Han tenido que pasar casi tres meses para que por fin haya sido capaz de escribir esto. Y aun así, me sigue doliendo el corazón. Te echo de menos igual que el primer día.
La primera vez que te vi fue el 26 de abril de 2016, en Son Reus. En realidad había ido a ver a otro bóxer para Fosca. Pero entonces te vi a ti. Estabas en tu rincón, sin hacerme ni caso, disfrutando tranquilamente del sol. Al cabo de un rato te levantaste y viniste hasta la verja. Te grabé un vídeo y, de repente, apoyaste una pata sobre mi mano… y luego la otra. Perdiste el equilibrio y te caíste hacia atrás. En ese mismo instante supe que tú eras mi perro.
Desde aquel día pasé horas y horas contigo, todos los días. Solo quería estar a tu lado, conocerte y disfrutar de cada momento. Muchas veces también llevaba a Fosca para que os fuerais conociendo.
Y por fin llegó el 19 de mayo de 2016, el día en que me concedieron la licencia y pude llevarte conmigo. A tu nuevo hogar. A tu nueva vida.
Letizia ya te estaba esperando en la entrada, pero tú le tenías miedo. Entraste en casa con muchísima inseguridad, casi sin querer. Pero en cuanto viste a Fosca, todo cambió. Nunca olvidaré ese momento.
Contigo viví algunos de los momentos más felices de mi vida. Pero también lloré sangre y lágrimas. Al principio no fuiste un perro fácil. Me hiciste sudar sangre. Fueron muchas horas de trabajo, de paciencia, de dudas y de esfuerzo. Pero hoy solo puedo darte las gracias. Porque gracias a ti aprendí muchísimo. Me enseñaste lo que significan la paciencia, la confianza y el amor incondicional. Gracias a ti también conocí a personas maravillosas que, de no haber sido por ti, nunca habrían formado parte de mi vida.
Fuiste mucho más que un perro.

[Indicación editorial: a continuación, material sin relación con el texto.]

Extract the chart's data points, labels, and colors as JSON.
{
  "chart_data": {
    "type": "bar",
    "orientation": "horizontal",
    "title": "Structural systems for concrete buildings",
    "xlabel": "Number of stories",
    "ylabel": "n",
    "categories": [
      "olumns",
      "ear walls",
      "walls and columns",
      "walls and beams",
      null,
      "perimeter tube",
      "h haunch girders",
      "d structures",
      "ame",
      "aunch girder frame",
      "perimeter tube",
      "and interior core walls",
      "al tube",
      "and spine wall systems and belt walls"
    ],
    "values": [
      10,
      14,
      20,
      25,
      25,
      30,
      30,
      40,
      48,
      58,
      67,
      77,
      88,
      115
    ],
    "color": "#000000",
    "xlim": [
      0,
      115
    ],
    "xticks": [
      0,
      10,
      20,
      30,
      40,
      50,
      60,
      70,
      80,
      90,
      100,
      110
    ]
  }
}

Fuiste mi mejor amigo, mi compañero de vida y mi perro del alma. Una parte de mí se fue contigo el día que te marchaste.
Espero que allí donde estés ya no exista el dolor. Que seas feliz. Que recibas todas las caricias que tanto te gustaban, que nunca te falte tu pelota favorita y que haya un lago o un mar enorme donde puedas nadar todo lo que quieras.
Me gusta pensar que ahora vuelves a estar junto a Fosca, Chloe, Muffin y todos esos compañeros que te acompañaron durante tu vida. Ojalá estéis corriendo juntos otra vez, libres, felices y sin sufrimiento.
Siempre tendrás un lugar que nadie podrá ocupar en mi vida y en mi corazón. Ese sitio será siempre tuyo. Porque hay amores que nunca se terminan, aunque ya no podamos verlos ni abrazarlos.
Gracias por elegirme. Gracias por todo lo que me enseñaste. Gracias por cada mirada, cada paseo, cada locura y cada instante a tu lado.
Te quiero muchísimo y te echaré de menos todos los días de mi vida.